Wer Antworten auf die Frage nach der Zukunft des Stadtbaums finden möchte, der landet in Franken. In der Nähe von Würzburg, in Veitshöchheim. Dort sitzt die Bayerische Landesanstalt für Weinbau und Gartenbau. Hier suchen Biologen seit 2009 im Projekt "Stadtgrün 2021", dem größten Straßenbaumversuch Europas, die Bäume, die es schaffen könnten. Denen Hitze, Frost, Wind, Schädlinge, Urin, Kot, Streusalz, Rohre, Kabel und Asphalt nichts ausmachen. Es sind die potenziellen Nachfolger von Pappeln, Linden, Ulmen, Eschen, Platanen und Kastanien, die immer häufiger von Prozessionsspinnerraupen, Miniermotten und Laubholzbockkäfern dahingerafft werden.
Philipp Schönfeld ist Leiter des Arbeitsbereiches Urbanes Grün in Veitshöchheim. Er sagt: "Den einen Superbaum wird es nicht geben." 30 nicht-heimische Baumarten werden daher auch an drei sehr unterschiedlichen Standorten getestet.
In Würzburg, wo das Klima heiß und trocken ist.
In Kempten - mit feucht-gemäßigtem Klima.
Und in Hof/Münchberg, da ist es eher kalt.
Die Testbäume stammen aus Südosteuropa, aus Nordamerika, aus Asien. Sie stehen natürlich an Straßen, nicht in Parks. Alles wird dokumentiert: Wann treibt der Baum aus? Wann blüht er? Nährstoffgehalt. Temperaturkurven.
Purpur-Erle erfolgreich im Test
Sehr gut schlägt sich bisher die Purpur-Erle - an allen drei Klima-Standorten. Im Test auch: Die Ungarische Eiche. Der Eisenholzbaum, der aus dem Iran stammt. Die Kobushi-Magnolie aus Japan. Die Hopfenbuche aus Südosteuropa. Die Mongolische Linde. Die Morgenländische Platane. Der Guttaperchabaum. Der Amberbaum aus Nordamerika, der alles hat, was die Pappel nicht hat. Hitzetolerant, frostsicher, windfest.
Neue Bäume, die allerdings nicht nur Freunde finden. Naturschützer fragen: Warum pflanzt ihr keine einheimischen Arten? Von den fremden hätten schließlich die einheimischen Tiere nichts.
"Der Wald ist eben nicht die Stadt. In der Stadt sind die Anforderungen mittlerweile ganz andere", entgegnen dann die Tester in Veitshöchheim. Und versuchen Beweise zu liefern, um die Kritiker zu widerlegen. Von April bis September wurden Insekten gesammelt. An vier Versuchsbäumen und an vier einheimischen Bäumen. Schönfeld: "Die neuen Bäume sind nicht biologisch tot." Die Insektenvielfalt sei auch an den Testbäumen groß gewesen.
Eisenholzbaum, Kobushi-Magnolie, Hopfenbuche, Mongolische Linde.
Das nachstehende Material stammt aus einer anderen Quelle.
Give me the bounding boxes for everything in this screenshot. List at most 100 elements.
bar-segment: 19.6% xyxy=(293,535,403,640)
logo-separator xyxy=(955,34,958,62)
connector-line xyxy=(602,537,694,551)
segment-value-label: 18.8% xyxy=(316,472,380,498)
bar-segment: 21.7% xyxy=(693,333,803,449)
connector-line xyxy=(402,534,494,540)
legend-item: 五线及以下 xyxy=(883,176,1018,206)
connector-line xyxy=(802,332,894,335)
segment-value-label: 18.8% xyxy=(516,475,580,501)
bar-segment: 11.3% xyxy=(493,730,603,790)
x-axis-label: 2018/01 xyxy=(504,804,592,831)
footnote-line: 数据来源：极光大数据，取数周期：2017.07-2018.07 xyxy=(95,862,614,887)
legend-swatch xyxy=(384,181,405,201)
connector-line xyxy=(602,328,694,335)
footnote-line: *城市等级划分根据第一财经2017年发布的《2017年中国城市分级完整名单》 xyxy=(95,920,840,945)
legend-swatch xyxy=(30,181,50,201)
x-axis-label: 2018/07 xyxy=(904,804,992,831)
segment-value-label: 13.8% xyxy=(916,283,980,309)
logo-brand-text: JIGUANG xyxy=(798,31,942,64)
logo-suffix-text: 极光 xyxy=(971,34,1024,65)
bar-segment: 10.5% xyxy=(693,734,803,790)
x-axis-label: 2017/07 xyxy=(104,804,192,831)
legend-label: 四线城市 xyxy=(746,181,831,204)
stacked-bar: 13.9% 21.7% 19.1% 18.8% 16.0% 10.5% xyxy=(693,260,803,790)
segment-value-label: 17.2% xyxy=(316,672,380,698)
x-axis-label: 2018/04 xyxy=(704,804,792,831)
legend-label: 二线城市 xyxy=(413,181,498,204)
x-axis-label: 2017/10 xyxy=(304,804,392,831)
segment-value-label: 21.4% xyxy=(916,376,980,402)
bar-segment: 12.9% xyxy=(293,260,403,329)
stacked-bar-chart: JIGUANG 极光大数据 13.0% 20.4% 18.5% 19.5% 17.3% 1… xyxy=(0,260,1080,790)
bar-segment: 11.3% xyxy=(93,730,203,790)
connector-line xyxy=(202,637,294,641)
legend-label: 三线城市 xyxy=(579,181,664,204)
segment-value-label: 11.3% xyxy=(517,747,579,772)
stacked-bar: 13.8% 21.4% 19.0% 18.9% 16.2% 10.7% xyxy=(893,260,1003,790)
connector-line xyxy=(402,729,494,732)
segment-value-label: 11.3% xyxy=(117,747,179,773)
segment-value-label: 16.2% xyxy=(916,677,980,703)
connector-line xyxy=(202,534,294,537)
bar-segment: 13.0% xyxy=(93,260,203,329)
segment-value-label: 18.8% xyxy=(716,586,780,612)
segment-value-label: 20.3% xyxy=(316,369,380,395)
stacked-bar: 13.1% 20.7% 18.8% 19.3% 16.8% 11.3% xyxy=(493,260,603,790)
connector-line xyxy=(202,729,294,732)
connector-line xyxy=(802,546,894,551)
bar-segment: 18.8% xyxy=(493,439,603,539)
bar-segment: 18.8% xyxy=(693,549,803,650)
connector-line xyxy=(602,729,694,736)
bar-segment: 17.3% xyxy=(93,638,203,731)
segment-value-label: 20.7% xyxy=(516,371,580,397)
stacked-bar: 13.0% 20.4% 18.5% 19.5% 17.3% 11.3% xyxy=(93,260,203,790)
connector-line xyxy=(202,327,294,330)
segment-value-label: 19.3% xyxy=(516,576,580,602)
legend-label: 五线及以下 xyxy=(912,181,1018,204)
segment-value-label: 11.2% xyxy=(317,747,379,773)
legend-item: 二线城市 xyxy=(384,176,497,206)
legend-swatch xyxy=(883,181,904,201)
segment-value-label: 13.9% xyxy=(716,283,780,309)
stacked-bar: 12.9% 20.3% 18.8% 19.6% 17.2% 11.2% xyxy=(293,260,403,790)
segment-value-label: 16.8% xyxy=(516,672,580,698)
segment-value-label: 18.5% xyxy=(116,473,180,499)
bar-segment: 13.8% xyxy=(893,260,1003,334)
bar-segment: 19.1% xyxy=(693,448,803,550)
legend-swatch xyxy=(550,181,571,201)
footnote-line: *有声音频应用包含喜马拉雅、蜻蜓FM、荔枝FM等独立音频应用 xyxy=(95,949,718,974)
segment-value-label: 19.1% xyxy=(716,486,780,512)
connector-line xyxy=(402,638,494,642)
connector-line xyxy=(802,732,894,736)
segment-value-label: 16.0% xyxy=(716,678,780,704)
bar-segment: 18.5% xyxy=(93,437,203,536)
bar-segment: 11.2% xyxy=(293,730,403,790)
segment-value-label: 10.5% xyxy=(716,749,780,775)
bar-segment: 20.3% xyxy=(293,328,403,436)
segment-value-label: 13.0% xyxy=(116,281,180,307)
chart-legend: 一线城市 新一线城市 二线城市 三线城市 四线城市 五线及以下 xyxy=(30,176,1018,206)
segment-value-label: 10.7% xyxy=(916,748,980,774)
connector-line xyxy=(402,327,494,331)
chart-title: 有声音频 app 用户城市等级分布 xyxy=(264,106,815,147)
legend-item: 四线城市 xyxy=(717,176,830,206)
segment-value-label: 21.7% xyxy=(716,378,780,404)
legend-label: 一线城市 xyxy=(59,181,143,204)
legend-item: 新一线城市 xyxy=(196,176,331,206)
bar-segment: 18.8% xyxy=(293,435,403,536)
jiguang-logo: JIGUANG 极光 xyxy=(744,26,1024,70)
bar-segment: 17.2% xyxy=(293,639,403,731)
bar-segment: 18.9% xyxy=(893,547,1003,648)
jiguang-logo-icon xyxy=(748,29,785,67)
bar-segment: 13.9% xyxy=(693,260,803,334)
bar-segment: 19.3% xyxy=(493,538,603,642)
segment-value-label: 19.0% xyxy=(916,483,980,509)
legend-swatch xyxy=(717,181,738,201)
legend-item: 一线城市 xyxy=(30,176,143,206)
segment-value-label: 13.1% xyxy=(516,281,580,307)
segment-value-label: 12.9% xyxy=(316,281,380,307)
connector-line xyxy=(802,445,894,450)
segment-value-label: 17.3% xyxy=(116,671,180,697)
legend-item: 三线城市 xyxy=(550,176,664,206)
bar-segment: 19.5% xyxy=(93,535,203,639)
Wer letztendlich den Weg in die Städte schaffen wird, das wird sich auch in Veitshöchheim entscheiden. "Einige Praktiker sind nach unseren Veröffentlichungen schon in den Baumschulen vorstellig geworden, und wollten die erfolgreichen Testbäume ordern", sagt Philipp Schönfeld. "Dann warnen wir." Denn die abschließenden Ergebnisse des größten Straßenbaumversuchs in Europa sind ja noch nicht da. Fest steht nur: Den einen Superbaum, den wird es nicht geben. Und die Pappel, die hat es schwer.